More detailed comparative genomic analysis was based on a subset of CDS that exceeded a quality cut-off of 60 based on the raw self-BLAST score, or “reference” score. This approach, rather than a threshold based on amino acid length, better accommodated small peptide classes (e.g., those involved in defense) and incomplete proteins. To derive self-BLAST reference scores, the An. funestus conceptual proteins were gathered into a database that was searched by BLASTP with each component protein, with the filter for low complexity set to False (-F F), word size = 2 (-W 2) and using the default compositional matrix adjustment ON. The BLAST raw score for each An. funestus protein against itself comprised the reference score; proteins scoring ≥60 were retained for further analysis. Similarity to proteins in other databases adopted the BLAST Score Ratio approach [16]. In this approach, the best raw BLAST score resulting from a comparison between an An. funestus protein query and another proteome is divided by the reference An. funestus self-BLAST raw score, producing a normalized BLAST score. Accordingly, the normalized scores vary from 1 (a perfect match) to 0 (no match). Using normalized raw BLAST scores in this way overcomes several problems associated with the use of E-values, including (1) biases entailed in comparisons among different databases; (2) falsely high E-values assigned to low-complexity proteins such as mucins; and (3) falsely low E-values based on small regions of high similarity.

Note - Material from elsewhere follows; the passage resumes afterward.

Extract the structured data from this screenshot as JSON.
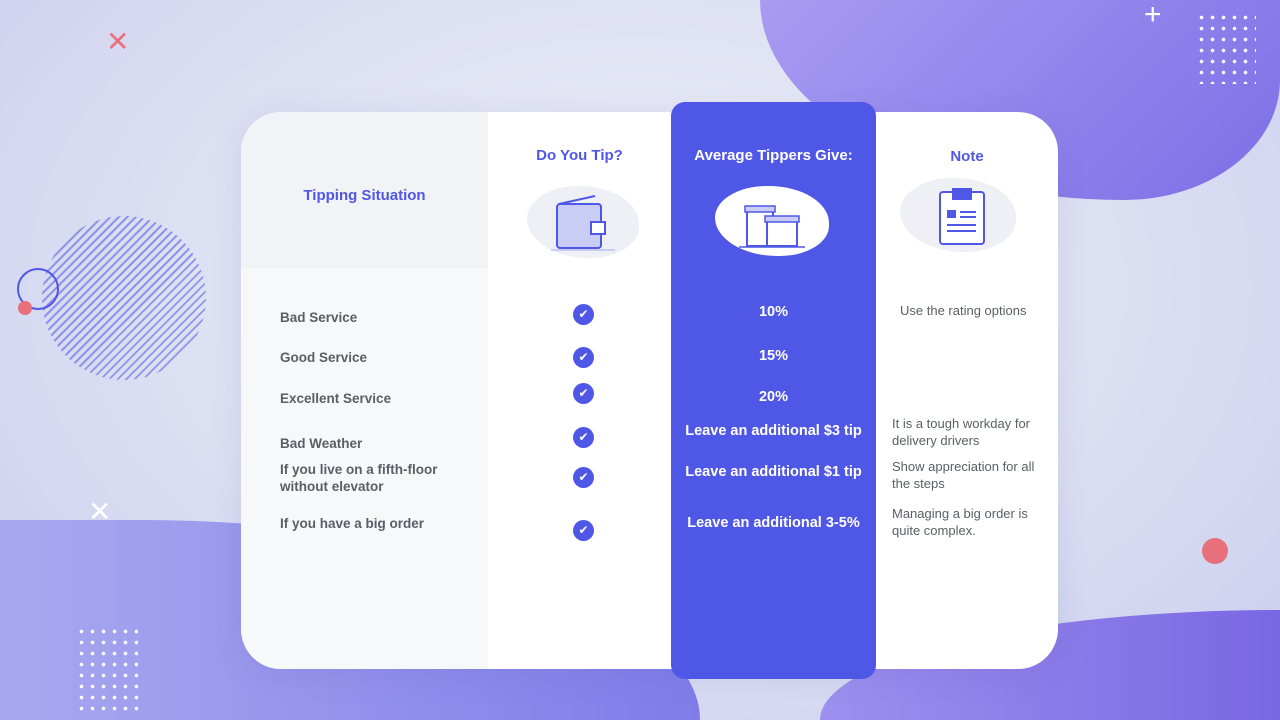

To identify orthologous gene pairs between An. funestus and An. gambiae, An. funestus ESTs were compared by TBLASTX to An. gambiae EST sequences available in dbEST (April 2003). ESTs matching with an E-value <1×10−10 were considered putative homologs. Each homolog of the gene pair was searched with TBLASTX against the An. gambiae genome. Identical top BLAST hits suggested the genes were putative orthologs; non-identical top BLAST hits suggested the possible presence of paralogs, which were excluded from the analysis. (The absence of an An. funestus whole genome assembly precluded the usual strategy of testing for reciprocal best BLAST hits.) Orthologous gene pairs were aligned by hand and corrected for reading frame shifts. If the aligned coding region was less than 50 amino acids in length, the genes were excluded from the analysis. Base composition (G+C content) at the third nucleotide position of codons was measured using the method of Wright [17], implemented in DnaSP 3.51 [18]. Codon usage bias was measured by ENC [17] and CBI [19], both implemented in DnaSP 3.51. ENC (the “effective number of codons” used in a gene) ranges from 20 codons (maximum bias) to 61 codons (no bias). CBI (codon bias index) measures deviation from equal use of synonymous codons and ranges from 0 (no bias) to 1 (maximum bias).

Custom macroarray

Spotted probes consisted of cDNA inserts amplified as described in section 2.2, except in a reaction volume of 100 µL containing 1.0 µL eluted phage. A subset of amplified cDNA inserts (435 of 704) were checked by electrophoresis on a 1% agarose gel, for quality control and to estimate average insert size. All PCR products were purified on a Beckman Biomek FX using Montage PCR 96 Cleanup kits (Millipore), eluted in 100 µL of water, evaporated overnight, and resuspended in 30 µL of 3X SSC spotting buffer. Resuspended cDNA inserts (1 µg/µL) and negative controls (3X SSC with no nucleic acid) were arrayed from 96-well microtiter plates onto CMT-Gaps II (Corning, NY) slides using the Affymetrix Arrayer 417. Each clone was spotted 6X per slide. Spotting conditions were maintained between 19–20°C and 50–60% relative humidity. Slides were post-processed by baking at 80°C for 3 h, followed by a 2 min incubation in 1% SDS, a 2 min incubation in 95°C purified water, and 20 plunges into 100% ethanol at −20°C. After air-drying via centrifugation at 500 RPM for 5 min, all slides were stored in a vacuum-sealed, light-tight desiccator until hybridization.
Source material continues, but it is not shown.